How Implied Volatility Affects Options

You may have heard of "IV crush" before, or maybe experienced it first-hand when you got the direction of a stock correct but your options still lost value after earnings. Implied volatility, or IV, is part of an option's price and represents the estimated move of the underlying stock.

Implied volatility is calculated from the difference in the price an option should be and its actual price. There are many factors that can cause this, such as supply and demand, upcoming uncertainty, and the time until expiration.

As there is more demand for an option, the price of it will go up even if the underlying stock isn't going up. Likewise, if there is more selling pressure (less demand), the price of the option will go down. Even though options are related to the underlying price, they still experience the same supply and demand effects that stocks do. So when options are more in demand, their price rises, and so does IV.

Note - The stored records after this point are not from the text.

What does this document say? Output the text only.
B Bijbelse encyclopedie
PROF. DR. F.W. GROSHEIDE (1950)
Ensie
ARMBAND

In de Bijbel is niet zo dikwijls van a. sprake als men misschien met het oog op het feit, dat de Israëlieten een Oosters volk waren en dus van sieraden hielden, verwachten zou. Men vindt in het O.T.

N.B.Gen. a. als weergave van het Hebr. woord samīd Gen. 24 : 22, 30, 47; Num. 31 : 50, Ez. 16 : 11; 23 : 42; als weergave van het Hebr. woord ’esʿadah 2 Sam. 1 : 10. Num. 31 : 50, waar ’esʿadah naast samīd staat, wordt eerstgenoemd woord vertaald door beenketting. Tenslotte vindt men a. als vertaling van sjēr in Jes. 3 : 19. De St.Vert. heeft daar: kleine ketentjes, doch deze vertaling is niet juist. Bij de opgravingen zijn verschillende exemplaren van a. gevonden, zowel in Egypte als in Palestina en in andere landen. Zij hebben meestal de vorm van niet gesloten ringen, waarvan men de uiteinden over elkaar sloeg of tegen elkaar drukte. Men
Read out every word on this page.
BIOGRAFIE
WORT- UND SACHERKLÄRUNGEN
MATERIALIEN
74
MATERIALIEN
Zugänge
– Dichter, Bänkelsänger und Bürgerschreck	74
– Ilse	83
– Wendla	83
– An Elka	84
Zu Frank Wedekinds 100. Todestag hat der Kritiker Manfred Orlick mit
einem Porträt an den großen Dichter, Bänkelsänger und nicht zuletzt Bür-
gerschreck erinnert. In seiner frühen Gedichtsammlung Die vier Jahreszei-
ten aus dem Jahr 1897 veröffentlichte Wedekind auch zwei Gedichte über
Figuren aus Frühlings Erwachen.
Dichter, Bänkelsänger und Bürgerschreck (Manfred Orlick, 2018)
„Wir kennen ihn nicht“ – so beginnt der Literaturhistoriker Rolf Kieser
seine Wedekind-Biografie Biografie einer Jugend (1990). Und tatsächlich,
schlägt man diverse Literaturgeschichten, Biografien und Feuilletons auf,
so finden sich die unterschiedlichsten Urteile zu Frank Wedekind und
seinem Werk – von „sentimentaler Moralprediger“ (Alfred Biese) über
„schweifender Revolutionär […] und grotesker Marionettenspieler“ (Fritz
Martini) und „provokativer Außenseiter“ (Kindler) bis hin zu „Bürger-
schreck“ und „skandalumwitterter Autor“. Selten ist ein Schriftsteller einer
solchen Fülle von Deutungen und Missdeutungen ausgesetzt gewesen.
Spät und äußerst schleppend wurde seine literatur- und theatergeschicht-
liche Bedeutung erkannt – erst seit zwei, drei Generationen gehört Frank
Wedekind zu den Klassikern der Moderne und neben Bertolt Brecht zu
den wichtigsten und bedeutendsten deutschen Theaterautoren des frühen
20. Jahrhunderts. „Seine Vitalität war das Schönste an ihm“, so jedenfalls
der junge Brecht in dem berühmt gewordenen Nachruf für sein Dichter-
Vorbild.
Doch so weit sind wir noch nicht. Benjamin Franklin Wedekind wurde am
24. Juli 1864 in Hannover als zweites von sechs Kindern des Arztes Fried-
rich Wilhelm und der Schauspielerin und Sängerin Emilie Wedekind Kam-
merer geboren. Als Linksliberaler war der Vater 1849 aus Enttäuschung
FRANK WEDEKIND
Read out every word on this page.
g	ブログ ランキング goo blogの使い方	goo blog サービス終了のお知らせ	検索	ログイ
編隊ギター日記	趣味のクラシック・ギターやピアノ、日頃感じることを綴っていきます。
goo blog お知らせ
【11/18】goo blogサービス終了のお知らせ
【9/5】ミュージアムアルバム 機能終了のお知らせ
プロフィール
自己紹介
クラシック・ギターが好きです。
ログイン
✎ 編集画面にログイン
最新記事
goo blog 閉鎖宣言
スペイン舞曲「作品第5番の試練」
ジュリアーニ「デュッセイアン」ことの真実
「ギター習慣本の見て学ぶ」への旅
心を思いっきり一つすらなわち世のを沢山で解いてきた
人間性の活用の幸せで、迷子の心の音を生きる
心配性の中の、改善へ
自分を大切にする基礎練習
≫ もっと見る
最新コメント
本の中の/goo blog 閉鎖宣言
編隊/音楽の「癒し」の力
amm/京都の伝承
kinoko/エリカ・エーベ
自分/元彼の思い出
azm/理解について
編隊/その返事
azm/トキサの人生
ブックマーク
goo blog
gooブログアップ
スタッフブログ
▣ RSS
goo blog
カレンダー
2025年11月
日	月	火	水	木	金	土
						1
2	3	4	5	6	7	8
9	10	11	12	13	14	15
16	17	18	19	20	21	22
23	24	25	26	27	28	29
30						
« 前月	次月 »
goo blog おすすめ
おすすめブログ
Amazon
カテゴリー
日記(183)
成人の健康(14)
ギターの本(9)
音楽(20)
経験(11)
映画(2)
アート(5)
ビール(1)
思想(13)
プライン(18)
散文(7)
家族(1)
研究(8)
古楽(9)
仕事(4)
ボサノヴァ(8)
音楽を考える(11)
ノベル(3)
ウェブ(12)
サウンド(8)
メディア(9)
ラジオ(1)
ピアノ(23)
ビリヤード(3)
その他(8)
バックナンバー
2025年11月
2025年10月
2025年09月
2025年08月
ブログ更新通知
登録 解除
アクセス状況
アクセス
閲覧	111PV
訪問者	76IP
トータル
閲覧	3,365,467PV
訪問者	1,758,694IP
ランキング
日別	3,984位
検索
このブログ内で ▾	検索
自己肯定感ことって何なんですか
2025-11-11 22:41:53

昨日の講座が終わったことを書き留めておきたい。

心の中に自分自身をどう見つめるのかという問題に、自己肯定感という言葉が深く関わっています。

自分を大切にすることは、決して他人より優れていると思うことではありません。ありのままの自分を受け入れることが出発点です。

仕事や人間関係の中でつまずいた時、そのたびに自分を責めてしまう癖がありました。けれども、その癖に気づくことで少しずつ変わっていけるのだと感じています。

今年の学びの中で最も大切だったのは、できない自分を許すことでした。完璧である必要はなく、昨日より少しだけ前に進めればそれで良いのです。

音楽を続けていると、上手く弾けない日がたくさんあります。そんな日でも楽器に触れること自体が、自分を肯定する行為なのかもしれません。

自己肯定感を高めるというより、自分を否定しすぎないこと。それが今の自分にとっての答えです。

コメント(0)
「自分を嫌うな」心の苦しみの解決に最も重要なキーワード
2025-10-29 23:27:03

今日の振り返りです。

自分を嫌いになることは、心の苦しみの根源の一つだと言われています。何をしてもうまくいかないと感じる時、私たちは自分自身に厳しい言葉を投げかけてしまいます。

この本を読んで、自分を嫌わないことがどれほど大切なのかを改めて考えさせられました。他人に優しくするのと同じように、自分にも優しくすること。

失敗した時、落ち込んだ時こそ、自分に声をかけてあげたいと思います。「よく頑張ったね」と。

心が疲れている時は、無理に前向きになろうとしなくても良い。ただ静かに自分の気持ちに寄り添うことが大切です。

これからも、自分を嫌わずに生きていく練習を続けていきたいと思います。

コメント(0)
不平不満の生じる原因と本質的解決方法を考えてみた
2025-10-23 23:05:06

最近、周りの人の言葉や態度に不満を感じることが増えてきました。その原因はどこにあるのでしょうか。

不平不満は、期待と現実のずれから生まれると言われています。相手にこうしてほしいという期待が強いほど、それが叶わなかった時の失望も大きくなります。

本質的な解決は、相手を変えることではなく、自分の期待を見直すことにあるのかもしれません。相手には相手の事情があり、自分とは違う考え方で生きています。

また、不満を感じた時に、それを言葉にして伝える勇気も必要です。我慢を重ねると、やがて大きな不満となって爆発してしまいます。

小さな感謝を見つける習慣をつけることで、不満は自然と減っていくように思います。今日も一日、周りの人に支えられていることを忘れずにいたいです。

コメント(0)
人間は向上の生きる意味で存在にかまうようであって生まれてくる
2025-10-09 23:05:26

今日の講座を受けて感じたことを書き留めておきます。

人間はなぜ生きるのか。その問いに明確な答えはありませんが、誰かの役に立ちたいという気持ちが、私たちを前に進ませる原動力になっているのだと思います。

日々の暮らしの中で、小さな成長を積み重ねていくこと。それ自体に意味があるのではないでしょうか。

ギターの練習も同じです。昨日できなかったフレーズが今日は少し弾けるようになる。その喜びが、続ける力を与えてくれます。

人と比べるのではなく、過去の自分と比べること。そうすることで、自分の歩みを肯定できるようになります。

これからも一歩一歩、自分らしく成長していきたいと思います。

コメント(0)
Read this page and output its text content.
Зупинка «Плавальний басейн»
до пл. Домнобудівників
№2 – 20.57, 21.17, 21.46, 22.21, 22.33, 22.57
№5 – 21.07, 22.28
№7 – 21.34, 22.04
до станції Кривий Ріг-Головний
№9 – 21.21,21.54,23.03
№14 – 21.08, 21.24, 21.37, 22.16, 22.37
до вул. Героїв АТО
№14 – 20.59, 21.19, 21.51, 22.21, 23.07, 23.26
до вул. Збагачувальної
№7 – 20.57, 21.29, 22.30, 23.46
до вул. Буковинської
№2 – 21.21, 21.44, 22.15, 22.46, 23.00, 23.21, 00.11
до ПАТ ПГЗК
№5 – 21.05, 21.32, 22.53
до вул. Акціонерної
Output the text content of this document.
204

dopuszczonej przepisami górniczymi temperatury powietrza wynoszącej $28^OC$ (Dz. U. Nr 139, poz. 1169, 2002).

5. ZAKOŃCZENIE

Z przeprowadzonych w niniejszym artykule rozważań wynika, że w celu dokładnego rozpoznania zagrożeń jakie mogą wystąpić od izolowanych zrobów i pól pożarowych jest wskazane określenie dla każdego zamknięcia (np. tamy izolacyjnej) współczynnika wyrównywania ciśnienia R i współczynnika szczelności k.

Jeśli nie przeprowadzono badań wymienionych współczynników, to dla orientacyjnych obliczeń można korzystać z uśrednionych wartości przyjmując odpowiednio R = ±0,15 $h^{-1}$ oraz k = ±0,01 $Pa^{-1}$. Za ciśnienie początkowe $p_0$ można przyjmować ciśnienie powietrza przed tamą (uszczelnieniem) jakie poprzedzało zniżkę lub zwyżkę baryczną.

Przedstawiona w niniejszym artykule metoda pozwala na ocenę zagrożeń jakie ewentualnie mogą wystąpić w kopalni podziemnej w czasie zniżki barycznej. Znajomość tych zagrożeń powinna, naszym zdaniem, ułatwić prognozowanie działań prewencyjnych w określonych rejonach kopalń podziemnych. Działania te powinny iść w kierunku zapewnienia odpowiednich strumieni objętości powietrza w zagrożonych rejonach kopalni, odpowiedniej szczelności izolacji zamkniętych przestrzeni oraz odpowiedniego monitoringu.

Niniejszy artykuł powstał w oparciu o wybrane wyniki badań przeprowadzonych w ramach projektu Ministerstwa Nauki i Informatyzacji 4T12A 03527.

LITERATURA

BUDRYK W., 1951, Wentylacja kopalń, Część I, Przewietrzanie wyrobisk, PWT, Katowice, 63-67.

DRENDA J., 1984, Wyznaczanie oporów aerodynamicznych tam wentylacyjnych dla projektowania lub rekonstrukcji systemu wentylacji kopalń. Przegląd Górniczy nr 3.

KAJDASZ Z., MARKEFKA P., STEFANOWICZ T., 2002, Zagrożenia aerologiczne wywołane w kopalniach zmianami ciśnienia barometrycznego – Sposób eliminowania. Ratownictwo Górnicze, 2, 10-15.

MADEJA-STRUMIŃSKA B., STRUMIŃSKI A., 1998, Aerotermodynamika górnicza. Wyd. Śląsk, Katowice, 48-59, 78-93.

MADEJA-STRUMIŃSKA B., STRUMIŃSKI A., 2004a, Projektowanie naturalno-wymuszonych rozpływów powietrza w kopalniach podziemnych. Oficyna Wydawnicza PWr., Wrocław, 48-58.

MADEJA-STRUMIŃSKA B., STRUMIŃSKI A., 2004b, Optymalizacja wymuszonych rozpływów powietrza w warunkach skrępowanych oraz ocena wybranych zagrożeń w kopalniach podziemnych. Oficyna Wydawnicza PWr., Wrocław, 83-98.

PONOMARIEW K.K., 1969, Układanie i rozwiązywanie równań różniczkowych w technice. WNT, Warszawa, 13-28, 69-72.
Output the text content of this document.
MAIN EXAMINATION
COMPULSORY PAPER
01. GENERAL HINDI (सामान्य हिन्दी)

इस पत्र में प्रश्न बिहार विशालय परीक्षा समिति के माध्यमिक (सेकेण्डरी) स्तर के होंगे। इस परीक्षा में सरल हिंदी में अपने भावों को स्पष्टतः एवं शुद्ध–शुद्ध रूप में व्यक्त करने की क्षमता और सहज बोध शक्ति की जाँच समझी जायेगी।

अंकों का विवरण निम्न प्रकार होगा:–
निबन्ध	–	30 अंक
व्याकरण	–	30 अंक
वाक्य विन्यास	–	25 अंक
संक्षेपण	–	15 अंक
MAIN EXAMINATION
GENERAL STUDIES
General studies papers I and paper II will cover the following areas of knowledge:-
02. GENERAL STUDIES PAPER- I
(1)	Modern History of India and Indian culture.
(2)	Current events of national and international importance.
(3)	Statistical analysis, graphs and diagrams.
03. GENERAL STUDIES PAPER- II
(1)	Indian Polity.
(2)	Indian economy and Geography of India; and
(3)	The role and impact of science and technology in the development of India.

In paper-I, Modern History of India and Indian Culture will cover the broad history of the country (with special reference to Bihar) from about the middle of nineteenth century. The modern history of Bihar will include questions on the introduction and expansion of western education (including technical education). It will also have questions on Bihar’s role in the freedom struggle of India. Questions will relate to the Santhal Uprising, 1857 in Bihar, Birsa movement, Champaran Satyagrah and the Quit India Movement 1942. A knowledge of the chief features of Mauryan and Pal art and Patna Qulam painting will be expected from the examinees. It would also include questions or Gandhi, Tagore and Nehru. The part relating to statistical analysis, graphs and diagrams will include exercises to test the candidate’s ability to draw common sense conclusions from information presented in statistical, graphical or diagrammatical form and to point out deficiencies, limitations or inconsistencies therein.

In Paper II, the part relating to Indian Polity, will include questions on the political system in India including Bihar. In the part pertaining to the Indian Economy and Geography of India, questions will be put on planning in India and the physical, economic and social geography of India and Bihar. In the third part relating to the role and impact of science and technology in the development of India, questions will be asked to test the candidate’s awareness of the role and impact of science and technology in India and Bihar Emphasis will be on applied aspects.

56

IV is also higher for expirations that are further away, as naturally there is more time for the underlying to move.

For example, one month prior to earnings, options on stock ABC are priced about where they should be. There isn't any expected news that could make options any more desired than they currently are. However, as earnings approach, traders know that a big move in the stock could be coming. This causes higher demand and higher prices, and you now need to pay more to buy an option and potentially cash in on the big move.

After earnings, IV will come crashing down because there is no longer an event with an unknown outcome, and because demand is lowering as traders sell their options. There is a potential for this change in IV to lower the price of the option to a point where you could still lose money even if you got the direction correct.

On OptionStrat, you can see how changes in IV will affect your trade by moving the implied volatility slider.